During the year, the company applied fixed overhead to the 15,200 units in work in process inventory using the predetermined overhead rate multiplied by the number of direct labor-hours allowed. Actual fixed overhead costs for the year were $223,700. Of this total, $147,700 related to items such as insurance, utilities, and indirect labor salaries that were all paid in cash and $76,000 related to depreciation of manufacturing equipment.
Assume that all transactions are recorded on the below worksheet, which is similar to the worksheet shown in your text except that it has been divided into two parts so that it fits on one page. The beginning balances in each of the accounts have been given. PP&E (net) stands for Property, Plant, and Equipment net of depreciation.
Cash | Raw Materials | Work in Process | Finished Goods | PP&E (net) | = | Materials Price Variance | Materials Quantity Variance | Labor Rate Variance | Labor Efficiency Variance | FOH Budget Variance | FOH Volume Variance | Retained Earnings | ||
1/1 | $1,010,000 | $38,000 | $0 | $80,280 | $530,200 | = | $0 | $0 | $0 | $0 | $0 | $0 | $1,658,480 | |
When applying fixed manufacturing overhead to production, the Work in Process inventory account will increase (decrease) by:
Multiple Choice
($147,700)
$145,920
($145,920)
$147,700
Answer:
Correct answer is:
$145,920
Explanation:
Given:
The standard fixed manufacturing overhead rate was based on budgeted fixed manufacturing overhead of $240,000 and budgeted activity of 20,000 hours.
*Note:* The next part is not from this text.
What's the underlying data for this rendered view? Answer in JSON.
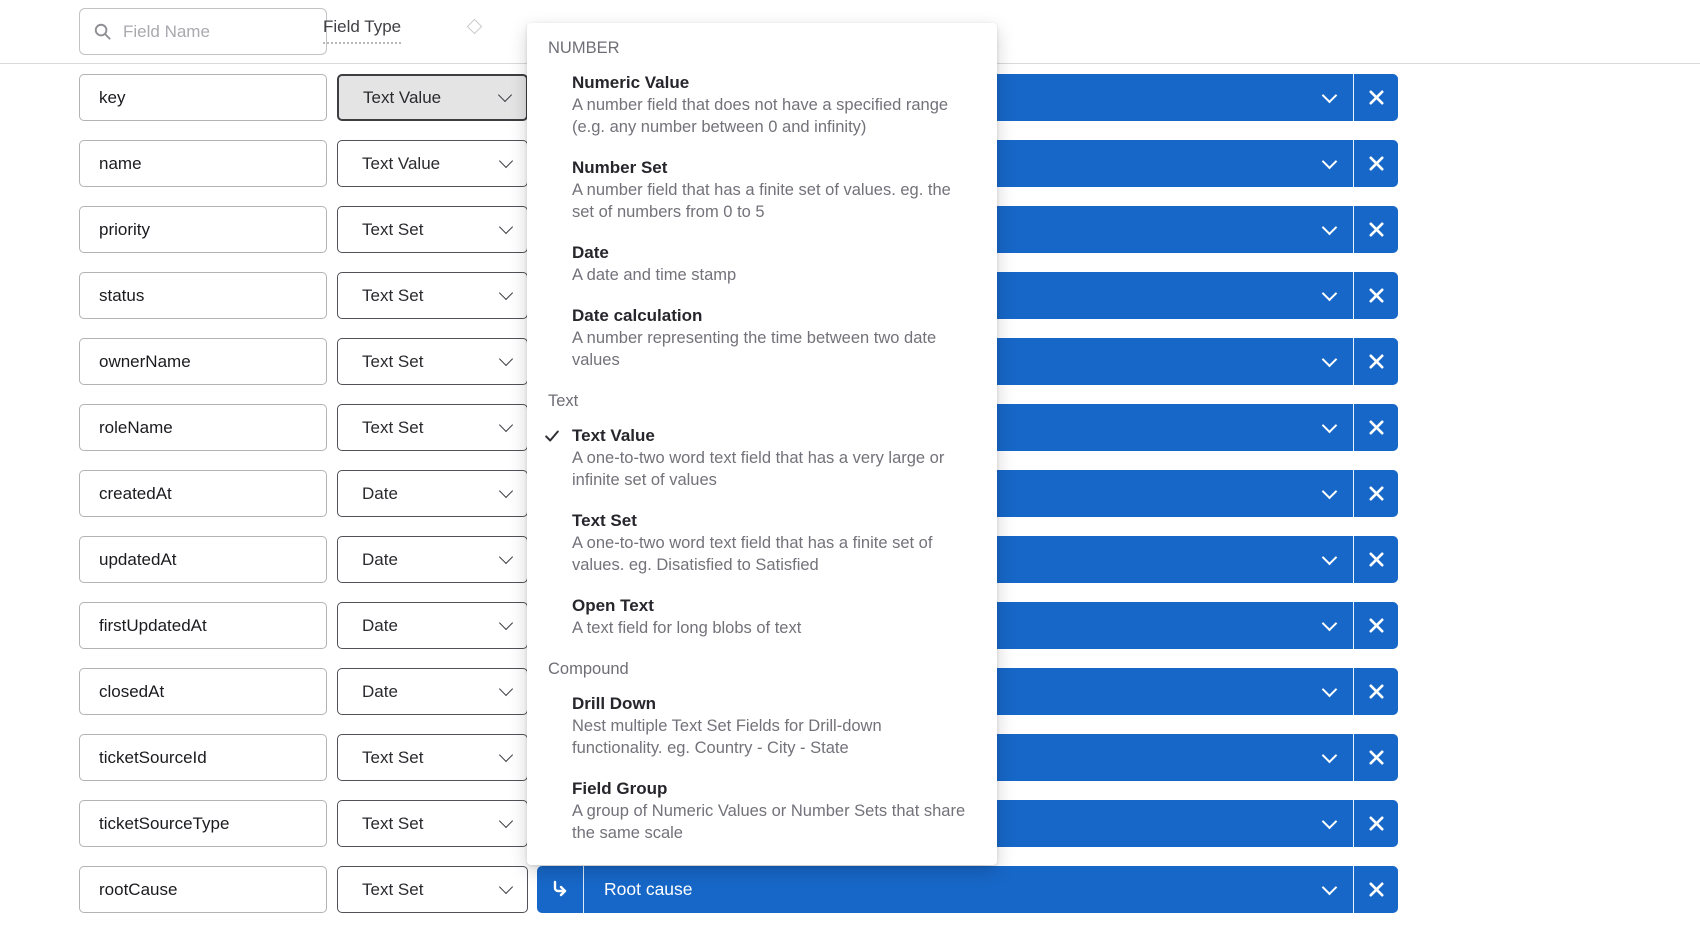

Standard fixed manufacturing overhead rate = 240000 / 20000 = $12
During the year, the company applied fixed overhead to the 15,200 units in work in process inventory using the predetermined overhead rate multiplied by the number of direct labor-hours allowed.
Fixed Manufacturing overhead applied = 15200 * 0.8 * $12 = $145,920
Journal entry is:
Work in process Debit $145,920
To Fixed Manufacturing overhead Credit $145,920
As such applying fixed manufacturing overhead to production, the Work in Process inventory account will increase by $145920
Option B is correct and other options A, C and D are incorrect.